|ANN||artificial neural network|
|IoT||internet of things|
Tool used in the plugged part of the MyComputerbrain activity
This image shows the view in the MyComputerbrain application for the level 1 differentiation of the activity. On the right, we see four actions that our home automation system can execute. It can turn the lights on or off, and the fan on or off.
The left-hand side of the image depicts an artificial neural network (ANN), described here as the ‘input pattern’. The boxes in the input, hidden and output layers are called ‘perceptrons’. These can be likened to neurons in the brain. Within the input pattern, we see all the words that the ANN is able to understand. The three black boxes, ‘switch’, ‘light’ and ‘on’, represent one set of training data. You can drag the slider above the ‘input pattern’ label to see all training data.
Discuss the internet of things (IoT), which has made it possible to automate many processes we undertake in our daily lives. Now with the emergence of AI and the opportunities for voice commands, another level of automation is possible.
In pairs, ask students to sketch the floor plan of a typical house, and draw and label five ways that they could make the home a ‘smart home’ through automation. As a class, have the students share the different ideas. Which of them require AI? Which require sensors? How would digital and electrical systems interact with each other?
Discuss home automation:
Explain that computers can be programmed to be intelligent or, at least, smart. Ask the class if they think a computer could understand the meaning of something they say or write. How would it do that? At this point, students might mention their use of Siri, Alexa or similar technologies.
This step relates to the main components of common digital systems and how they may connect in the context of home automation.
Input, decision-making and output, in the context of a home automation system, are highly suitable for covering a range of content descriptors in the Australian Curriculum: Digital Technologies. Consider flow charts or any other form of diagram to conceptually explore sequences, branching and iterations.
The purpose of this step is not to write any code, but to explore and visualise possible steps and actions that might occur in a home automation system. This step also provides an opportunity to discuss scientific ideas about electrical systems and how they can be controlled by a digital system.
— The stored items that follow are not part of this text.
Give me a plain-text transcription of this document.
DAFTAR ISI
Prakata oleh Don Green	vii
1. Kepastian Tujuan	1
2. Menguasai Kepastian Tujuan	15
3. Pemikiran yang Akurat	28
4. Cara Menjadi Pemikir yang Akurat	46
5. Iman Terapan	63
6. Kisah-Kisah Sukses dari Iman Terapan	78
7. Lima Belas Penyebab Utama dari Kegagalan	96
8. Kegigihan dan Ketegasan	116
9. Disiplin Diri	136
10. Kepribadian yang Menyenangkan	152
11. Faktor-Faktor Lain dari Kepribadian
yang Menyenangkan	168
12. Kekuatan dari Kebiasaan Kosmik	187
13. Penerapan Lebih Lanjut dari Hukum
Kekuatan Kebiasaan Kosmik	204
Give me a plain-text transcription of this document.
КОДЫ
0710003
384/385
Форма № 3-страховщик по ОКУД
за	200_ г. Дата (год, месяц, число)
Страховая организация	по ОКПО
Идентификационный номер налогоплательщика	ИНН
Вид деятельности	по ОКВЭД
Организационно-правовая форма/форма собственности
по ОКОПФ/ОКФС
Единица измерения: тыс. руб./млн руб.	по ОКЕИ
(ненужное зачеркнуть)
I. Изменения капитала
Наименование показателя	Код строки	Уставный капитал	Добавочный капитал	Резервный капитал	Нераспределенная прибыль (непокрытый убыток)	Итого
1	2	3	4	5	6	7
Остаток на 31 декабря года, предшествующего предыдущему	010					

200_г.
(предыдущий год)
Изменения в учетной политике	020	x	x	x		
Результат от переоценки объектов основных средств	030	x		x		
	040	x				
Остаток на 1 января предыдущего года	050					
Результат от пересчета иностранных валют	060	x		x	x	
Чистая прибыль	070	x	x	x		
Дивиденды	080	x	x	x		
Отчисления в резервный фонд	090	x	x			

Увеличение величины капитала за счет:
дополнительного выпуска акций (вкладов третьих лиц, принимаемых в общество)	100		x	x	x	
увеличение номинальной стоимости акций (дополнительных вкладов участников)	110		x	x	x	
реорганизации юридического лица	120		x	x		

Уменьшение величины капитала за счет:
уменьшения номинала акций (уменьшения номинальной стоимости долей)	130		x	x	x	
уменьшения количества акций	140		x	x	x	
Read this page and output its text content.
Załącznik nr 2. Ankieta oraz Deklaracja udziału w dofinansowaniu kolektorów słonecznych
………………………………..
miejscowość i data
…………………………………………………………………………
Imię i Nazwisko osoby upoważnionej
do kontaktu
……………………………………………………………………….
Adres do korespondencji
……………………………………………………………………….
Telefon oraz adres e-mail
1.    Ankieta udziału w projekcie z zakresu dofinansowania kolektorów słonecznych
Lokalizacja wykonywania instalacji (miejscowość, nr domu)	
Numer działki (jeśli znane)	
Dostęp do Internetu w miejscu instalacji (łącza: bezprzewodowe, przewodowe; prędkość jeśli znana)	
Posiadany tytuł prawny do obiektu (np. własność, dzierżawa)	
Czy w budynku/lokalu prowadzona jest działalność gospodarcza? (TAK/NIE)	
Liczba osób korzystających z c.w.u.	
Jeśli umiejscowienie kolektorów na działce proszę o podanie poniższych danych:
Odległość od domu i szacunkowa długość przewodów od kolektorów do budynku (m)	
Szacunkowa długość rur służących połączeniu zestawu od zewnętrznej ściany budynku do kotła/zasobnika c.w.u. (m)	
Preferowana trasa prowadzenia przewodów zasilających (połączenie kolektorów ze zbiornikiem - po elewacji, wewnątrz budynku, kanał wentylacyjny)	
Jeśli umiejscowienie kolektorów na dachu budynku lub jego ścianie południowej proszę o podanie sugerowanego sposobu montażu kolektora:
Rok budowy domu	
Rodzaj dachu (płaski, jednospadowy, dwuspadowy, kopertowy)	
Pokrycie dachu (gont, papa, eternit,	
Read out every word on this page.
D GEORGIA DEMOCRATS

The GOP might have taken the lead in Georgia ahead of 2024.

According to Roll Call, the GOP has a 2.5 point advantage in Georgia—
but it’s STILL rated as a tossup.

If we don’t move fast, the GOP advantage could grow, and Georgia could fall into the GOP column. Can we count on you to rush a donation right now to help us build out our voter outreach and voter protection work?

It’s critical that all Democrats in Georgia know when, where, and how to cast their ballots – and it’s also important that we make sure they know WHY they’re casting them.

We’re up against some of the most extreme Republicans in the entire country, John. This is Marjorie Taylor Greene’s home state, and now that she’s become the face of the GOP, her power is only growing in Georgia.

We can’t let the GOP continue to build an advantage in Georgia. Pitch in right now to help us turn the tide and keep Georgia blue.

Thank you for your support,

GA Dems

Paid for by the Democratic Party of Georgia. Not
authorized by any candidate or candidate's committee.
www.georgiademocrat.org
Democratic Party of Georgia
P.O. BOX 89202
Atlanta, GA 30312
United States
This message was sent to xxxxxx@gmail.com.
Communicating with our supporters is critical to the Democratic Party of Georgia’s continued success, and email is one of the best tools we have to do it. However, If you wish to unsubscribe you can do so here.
The plugged activity explores input and decision-making, as discussed in Step 3 above. For the output step separate activities can be undertaken with Arduino, Raspberry Pi, or BBC micro:bit. These activities demonstrate how code drives actuators.
This plugged activity allows students to interact with an AI application to recognise written commands and make meaningful decisions, such as turning the lights on or off. No coding is required by the teacher or students. Students can use a total of 12 expressions, including single words and whole sentences, to train the AI.
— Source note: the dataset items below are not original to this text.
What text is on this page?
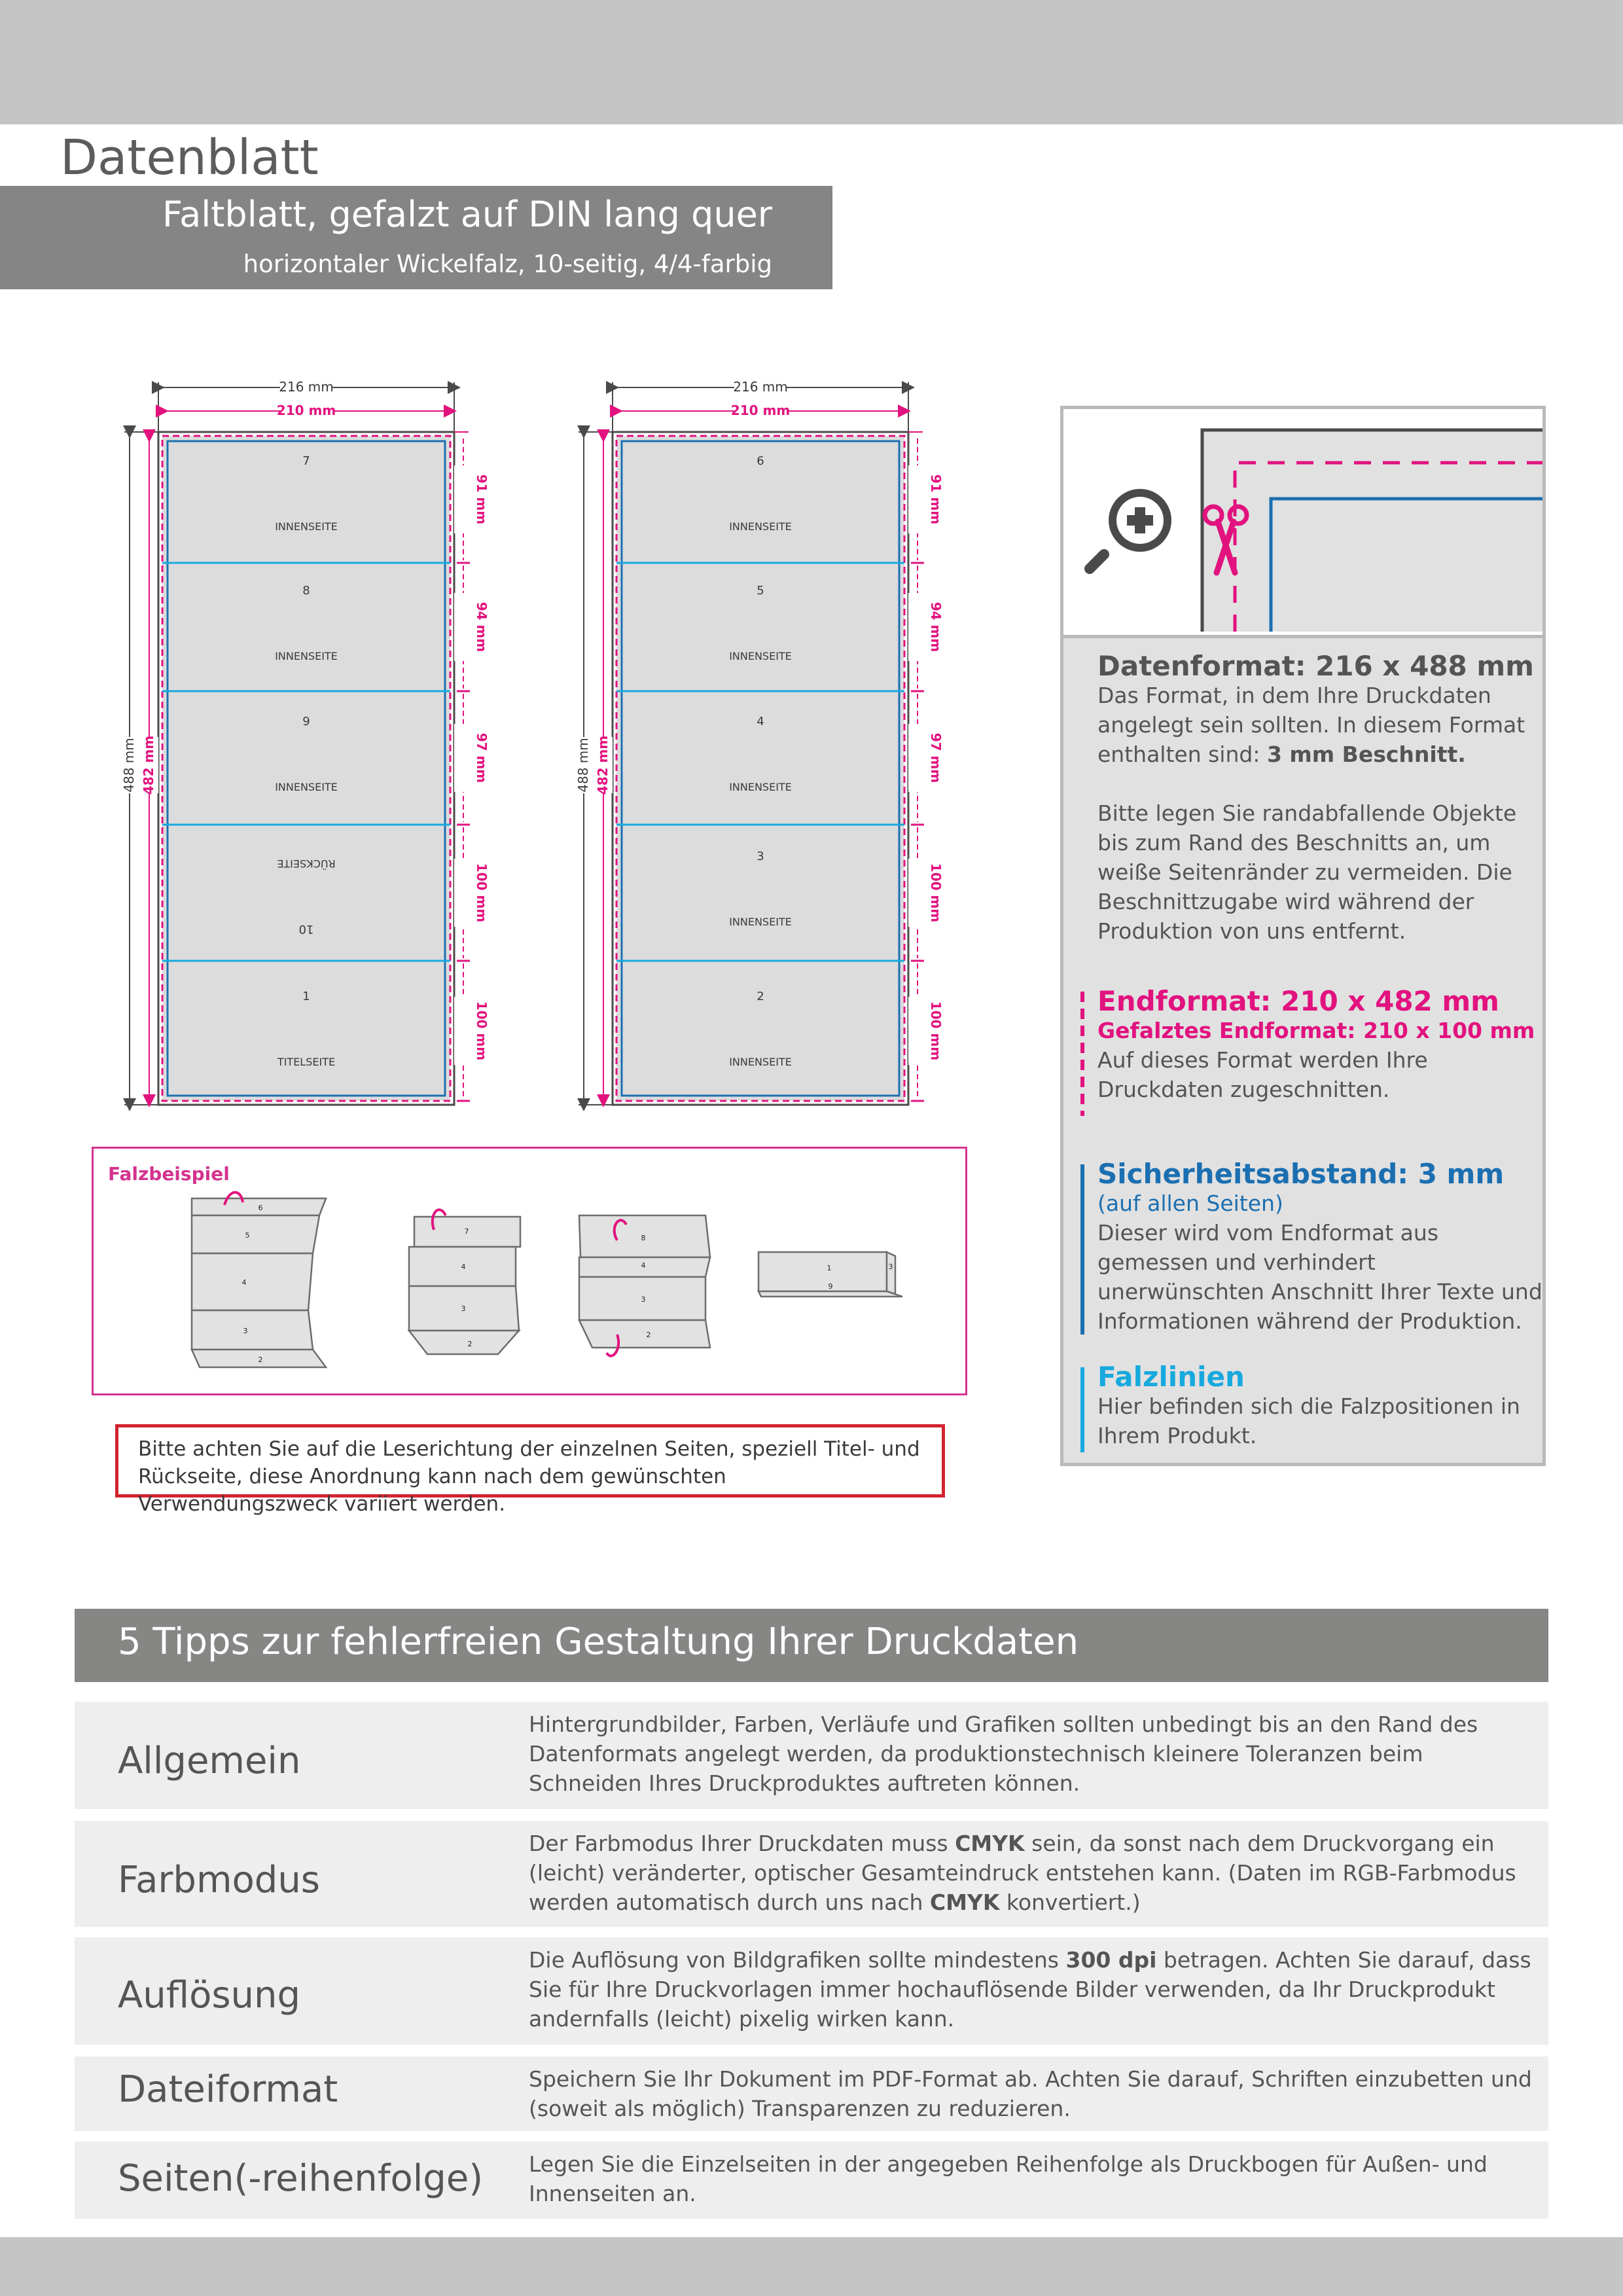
Datenblatt
Faltblatt, gefalzt auf DIN lang quer
horizontaler Wickelfalz, 10-seitig, 4/4-farbig
7
INNENSEITE
8
INNENSEITE
9
INNENSEITE
10
RÜCKSEITE
1
TITELSEITE
216 mm
210 mm
488 mm 482 mm
91 mm
94 mm
97 mm
100 mm
100 mm
6
INNENSEITE
5
INNENSEITE
4
INNENSEITE
3
INNENSEITE
2
INNENSEITE
216 mm
210 mm
488 mm 482 mm
91 mm
94 mm
97 mm
100 mm
100 mm
Datenformat: 216 x 488 mm
Das Format, in dem Ihre Druckdaten angelegt sein sollten. In diesem Format enthalten sind: 3 mm Beschnitt.
Bitte legen Sie randabfallende Objekte bis zum Rand des Beschnitts an, um weiße Seitenränder zu vermeiden. Die Beschnittzugabe wird während der Produktion von uns entfernt.
Endformat: 210 x 482 mm
Gefalztes Endformat: 210 x 100 mm
Auf dieses Format werden Ihre Druckdaten zugeschnitten.
Sicherheitsabstand: 3 mm
(auf allen Seiten)
Dieser wird vom Endformat aus gemessen und verhindert unerwünschten Anschnitt Ihrer Texte und Informationen während der Produktion.
Falzlinien
Hier befinden sich die Falzpositionen in Ihrem Produkt.
Falzbeispiel
6
5
4
3
2
7
4
3
2
8
4
3
2
1
9
3
Bitte achten Sie auf die Leserichtung der einzelnen Seiten, speziell Titel- und Rückseite, diese Anordnung kann nach dem gewünschten Verwendungszweck variiert werden.
5 Tipps zur fehlerfreien Gestaltung Ihrer Druckdaten
Allgemein
Hintergrundbilder, Farben, Verläufe und Grafiken sollten unbedingt bis an den Rand des Datenformats angelegt werden, da produktionstechnisch kleinere Toleranzen beim Schneiden Ihres Druckproduktes auftreten können.
Farbmodus
Der Farbmodus Ihrer Druckdaten muss CMYK sein, da sonst nach dem Druckvorgang ein (leicht) veränderter, optischer Gesamteindruck entstehen kann. (Daten im RGB-Farbmodus werden automatisch durch uns nach CMYK konvertiert.)
Auflösung
Die Auflösung von Bildgrafiken sollte mindestens 300 dpi betragen. Achten Sie darauf, dass Sie für Ihre Druckvorlagen immer hochauflösende Bilder verwenden, da Ihr Druckprodukt andernfalls (leicht) pixelig wirken kann.
Dateiformat	Speichern Sie Ihr Dokument im PDF-Format ab. Achten Sie darauf, Schriften einzubetten und (soweit als möglich) Transparenzen zu reduzieren.
Seiten(-reihenfolge) Legen Sie die Einzelseiten in der angegeben Reihenfolge als Druckbogen für Außen- und Innenseiten an.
The underlying AI runs locally in the browser, so it’s learning speed only depends on the speed of the local processor, rather than internet speed. For example, the training process will take approximately 30 seconds on a 2012 laptop.
To increase the speed of the learning process, the lines representing the synapses can be hidden by clicking on 'Hide wires' in the menu.
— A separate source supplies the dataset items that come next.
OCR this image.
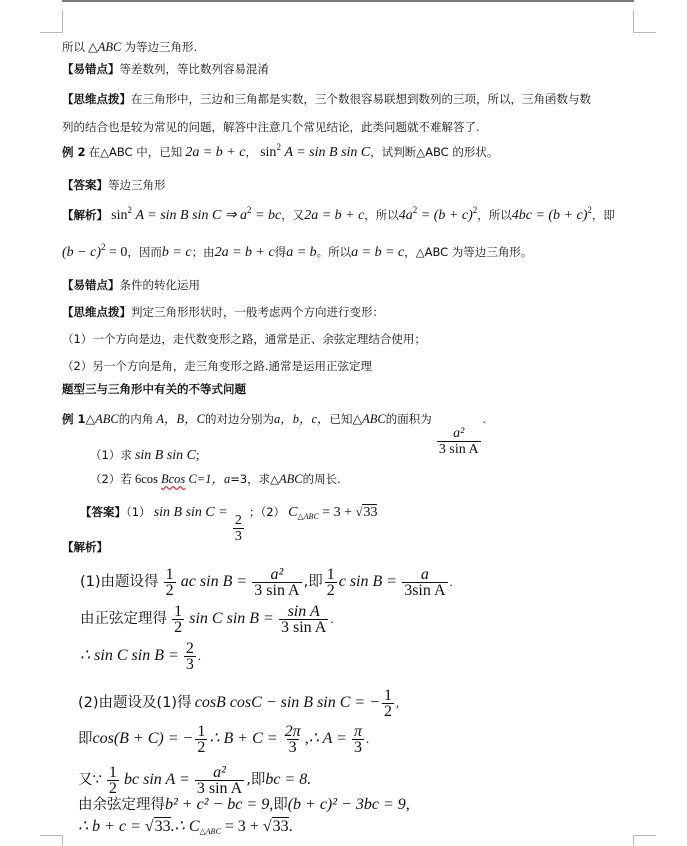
所以 △ABC 为等边三角形.
【易错点】等差数列，等比数列容易混淆
【思维点拨】在三角形中，三边和三角都是实数，三个数很容易联想到数列的三项，所以，三角函数与数
列的结合也是较为常见的问题，解答中注意几个常见结论，此类问题就不难解答了.
例 2 在△ABC 中，已知 2a = b + c， $\sin^2 A = \sin B$ sin C，试判断△ABC 的形状。
【答案】等边三角形
【解析】 $\sin^2 A = \sin B$ sin C ⇒ $a^2$ = bc，又2a = b + c，所以$4a^2 = (b + c)^2$，所以$4bc = (b + c)^2$，即
$(b - c)^2 = 0$，因而b = c；由2a = b + c得a = b。所以a = b = c，△ABC 为等边三角形。
【易错点】条件的转化运用
【思维点拨】判定三角形形状时，一般考虑两个方向进行变形：
（1）一个方向是边，走代数变形之路，通常是正、余弦定理结合使用；
（2）另一个方向是角，走三角变形之路.通常是运用正弦定理
题型三与三角形中有关的不等式问题
例 1△ABC的内角 A，B，C的对边分别为a，b，c，已知△ABC的面积为
$\frac{\text{a²}}{\text{3 sin A}}$
.
（1）求 sin B sin C;
（2）若 6cos Bcos C=1，a=3，求△ABC的周长.
【答案】（1） sin B sin C =
$\frac{2}{3}$
；（2） $C_{\triangle ABC} = 3 + √33$
【解析】
(1)由题设得 $\frac{1}{2}$ ac $\sin B = \frac{\text{a²}}{\text{3 sin A}}$ ,即 $\frac{1}{2}$ c $\sin B = \frac{a}{\text{3sin A}}$ .
由正弦定理得 $\frac{1}{2}$ sin C $\sin B = \frac{\text{sin A}}{\text{3 sin A}}$ .
∴ sin C $\sin B = \frac{2}{3}$ .
(2)由题设及(1)得 cosB cosC − sin B sin C = − $\frac{1}{2}$ ,
即cos(B + C) = − $\frac{1}{2}$ ∴ $B + C = \frac{2\pi}{3}$ ,∴ $A = \frac{\pi}{3}$ .
又∵ $\frac{1}{2}$ bc $\sin A = \frac{\text{a²}}{\text{3 sin A}}$ ,即bc = 8.
由余弦定理得b² + c² − bc = 9,即(b + c)² − 3bc = 9,
∴ b + c = √33.∴ $C_{\triangle ABC} = 3 + √33$.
To see the colour changes of the lines representing the synapses, drag the slider to the left.
Note, however, that this will slow the learning process.
The activity has been levelled to enable differentiation.
Students investigate the control required to switch lights and fans on or off. The training data for the ANN has already been provided and cannot be changed by the students. The experiment is available here.
Students are given the freedom to decide on four different outputs and to develop the training data. Students develop data sets and enter them into a table. Sample training data is provided for inspiration. The experiment is available here.
On level 2, the experiment has a special feature, which is that the ANN is constructed in real time while students enter the training data. This is intended to help students understand how the input data influences the topology of the ANN. It is an opportunity for the teacher to discuss data input, and more general human sensory perception with students.
Note: The student input is not stored. When the browser window is reloaded, the experiment is reset.
The function depicted above is a Sigmoid-function: f(x)= 1 / (1 + e^(-x)). During the learning process, the ANN also uses the following derivative of the Sigmoid function: df(x)/dx = f(x) * (1 - f(x)).
To learn more about ANNs, explore the other experiments in this course at https://mycomputerbrain.net/php/courses/ai.php. The first experiment is free and provides a good introduction to ANNs.
AI is the ability of machines to mimic human capabilities in a way that we would consider 'smart'.
Machine learning (ML) is an application of AI. With ML, we give the machine lots of examples of data, demonstrating what we would like it to do so that it can figure out how to achieve a goal on its own. The machine learns and adapts its strategy to achieve this goal.
In our example, we are feeding the machine with words. The more varied data we provide, the more likely the AI system will correctly classify the input as the appropriate output. In ML, the system will provide a confidence value. In this case, it is a decimal value between 0 and 1, and the output box is coloured white, shades of grey or black. The confidence value provides us with an indication of how sure the AI is of its classification.
This lesson focuses on the concept of classification. Classification is a learning technique used to group data based on attributes or features.